This model was filed with the application to the U.S. Patent Office for Patent Number 95,281 issued to B. F. Sturtevant of Jamaica Plain, MA on September 28, 1869. Mr. Sturtevant’s patent involved recirculating the air being heated in a room or apartment. He had developed improved designs for rotary blowers in the past, initially to provide ventilating air in the work areas of his factory which made wooden pegs for shoes. In this patent he combined the rotary blower, which would be driven by a steam engine, with a heat exchanger through which passed the exhaust steam of the engine. The exhaust steam travelled through the vertical openings shown in the center of the image of the patent model. The air to be heated passed through several horizontal pipes inside the heat exchanger cylinder. The steam heated these pipes which in turn transferred heat to the air. The blower is at the left of the model. Its inlet air came via the return duct at the right after passing through the heat exchanger. Heated air was forced by the blower into the room at the lower left. The inventor claimed his design improved the efficiency of a furnace by continuously reheating the same air. Only a portion of the heat was lost in the room being heated, and a significant energy savings was claimed over heating cold outside air.

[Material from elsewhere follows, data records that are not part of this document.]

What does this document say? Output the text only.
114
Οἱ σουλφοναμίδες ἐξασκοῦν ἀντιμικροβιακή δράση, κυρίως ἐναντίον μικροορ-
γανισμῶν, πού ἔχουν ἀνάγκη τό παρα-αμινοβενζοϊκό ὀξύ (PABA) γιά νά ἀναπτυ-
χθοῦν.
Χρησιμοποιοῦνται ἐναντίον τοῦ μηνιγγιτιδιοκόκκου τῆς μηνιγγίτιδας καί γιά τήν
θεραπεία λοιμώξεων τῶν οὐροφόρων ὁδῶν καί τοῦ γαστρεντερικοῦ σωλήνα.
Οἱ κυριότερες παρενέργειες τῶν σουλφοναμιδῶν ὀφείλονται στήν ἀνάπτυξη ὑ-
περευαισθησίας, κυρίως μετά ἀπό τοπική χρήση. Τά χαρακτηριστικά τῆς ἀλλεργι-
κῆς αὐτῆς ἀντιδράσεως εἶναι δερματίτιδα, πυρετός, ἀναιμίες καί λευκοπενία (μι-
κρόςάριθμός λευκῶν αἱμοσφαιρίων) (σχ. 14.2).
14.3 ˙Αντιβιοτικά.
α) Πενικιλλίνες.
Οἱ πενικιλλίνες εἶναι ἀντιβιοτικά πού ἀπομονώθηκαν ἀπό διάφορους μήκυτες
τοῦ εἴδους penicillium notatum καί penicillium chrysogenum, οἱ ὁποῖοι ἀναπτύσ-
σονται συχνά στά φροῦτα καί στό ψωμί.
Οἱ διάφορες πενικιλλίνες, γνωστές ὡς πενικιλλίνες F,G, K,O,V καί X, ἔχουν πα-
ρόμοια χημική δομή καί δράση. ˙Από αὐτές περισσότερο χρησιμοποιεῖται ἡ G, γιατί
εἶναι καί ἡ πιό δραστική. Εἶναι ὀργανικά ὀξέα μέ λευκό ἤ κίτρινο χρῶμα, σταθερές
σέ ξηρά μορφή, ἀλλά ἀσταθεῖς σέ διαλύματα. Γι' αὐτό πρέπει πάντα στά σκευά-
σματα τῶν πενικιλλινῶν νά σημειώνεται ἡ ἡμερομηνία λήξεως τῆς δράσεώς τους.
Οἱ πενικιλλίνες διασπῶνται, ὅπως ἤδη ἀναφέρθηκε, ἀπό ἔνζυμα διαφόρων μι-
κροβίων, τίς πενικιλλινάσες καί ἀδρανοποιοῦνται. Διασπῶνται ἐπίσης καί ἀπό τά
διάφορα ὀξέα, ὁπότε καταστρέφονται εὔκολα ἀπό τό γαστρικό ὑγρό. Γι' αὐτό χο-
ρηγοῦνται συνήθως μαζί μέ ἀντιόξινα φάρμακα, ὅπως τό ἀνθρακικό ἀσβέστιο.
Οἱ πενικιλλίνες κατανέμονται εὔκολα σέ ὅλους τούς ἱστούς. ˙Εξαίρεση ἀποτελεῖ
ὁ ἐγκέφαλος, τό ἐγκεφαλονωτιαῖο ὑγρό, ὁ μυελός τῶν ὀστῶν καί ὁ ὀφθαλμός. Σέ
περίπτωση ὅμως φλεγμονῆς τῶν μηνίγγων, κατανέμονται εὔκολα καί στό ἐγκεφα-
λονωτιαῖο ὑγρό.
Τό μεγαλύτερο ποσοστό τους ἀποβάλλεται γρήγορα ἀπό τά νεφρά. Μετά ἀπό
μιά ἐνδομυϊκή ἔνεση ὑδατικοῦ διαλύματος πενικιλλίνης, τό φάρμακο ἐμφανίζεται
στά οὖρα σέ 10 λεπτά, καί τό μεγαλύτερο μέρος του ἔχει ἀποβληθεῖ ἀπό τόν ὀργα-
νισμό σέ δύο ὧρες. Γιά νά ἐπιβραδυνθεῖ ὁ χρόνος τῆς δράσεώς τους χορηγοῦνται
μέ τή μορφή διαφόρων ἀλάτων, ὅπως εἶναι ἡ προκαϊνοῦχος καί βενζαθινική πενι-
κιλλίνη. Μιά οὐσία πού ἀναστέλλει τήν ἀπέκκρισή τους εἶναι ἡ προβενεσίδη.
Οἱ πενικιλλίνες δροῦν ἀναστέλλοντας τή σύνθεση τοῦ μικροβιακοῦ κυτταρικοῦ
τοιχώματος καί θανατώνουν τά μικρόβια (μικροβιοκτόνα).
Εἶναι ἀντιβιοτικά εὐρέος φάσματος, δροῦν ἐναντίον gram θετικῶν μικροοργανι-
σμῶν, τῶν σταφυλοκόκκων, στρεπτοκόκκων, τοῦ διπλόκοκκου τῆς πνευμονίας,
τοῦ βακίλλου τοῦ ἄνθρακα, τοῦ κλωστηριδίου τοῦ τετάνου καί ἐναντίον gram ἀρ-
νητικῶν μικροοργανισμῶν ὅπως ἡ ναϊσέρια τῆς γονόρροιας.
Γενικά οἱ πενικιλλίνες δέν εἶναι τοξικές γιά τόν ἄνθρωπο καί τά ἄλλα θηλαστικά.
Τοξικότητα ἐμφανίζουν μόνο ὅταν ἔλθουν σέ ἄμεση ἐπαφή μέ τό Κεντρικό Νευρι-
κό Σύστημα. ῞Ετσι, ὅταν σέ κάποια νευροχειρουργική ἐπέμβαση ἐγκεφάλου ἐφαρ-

Sturtevant was extremely successful with this and his many other patents relating to heating and ventilation. In 1860 he founded the B. F. Sturtevant Co. which was successful and long lived; Westinghouse bought the company in 1945, and operations continued at the Hyde Park, MA factory until its closing in 1989. The company’s equipment was installed in many private and public buildings including the U.S. Capitol and the “New National Museum, Washington, D.C” – now the Smithsonian National Museum of Natural History.
The patent model is constructed of wood and metal. It represents the central duct work, heat exchanger, and rotary blower of Sturtevant’s patent. The air pipes are modelled inside the heat exchanger.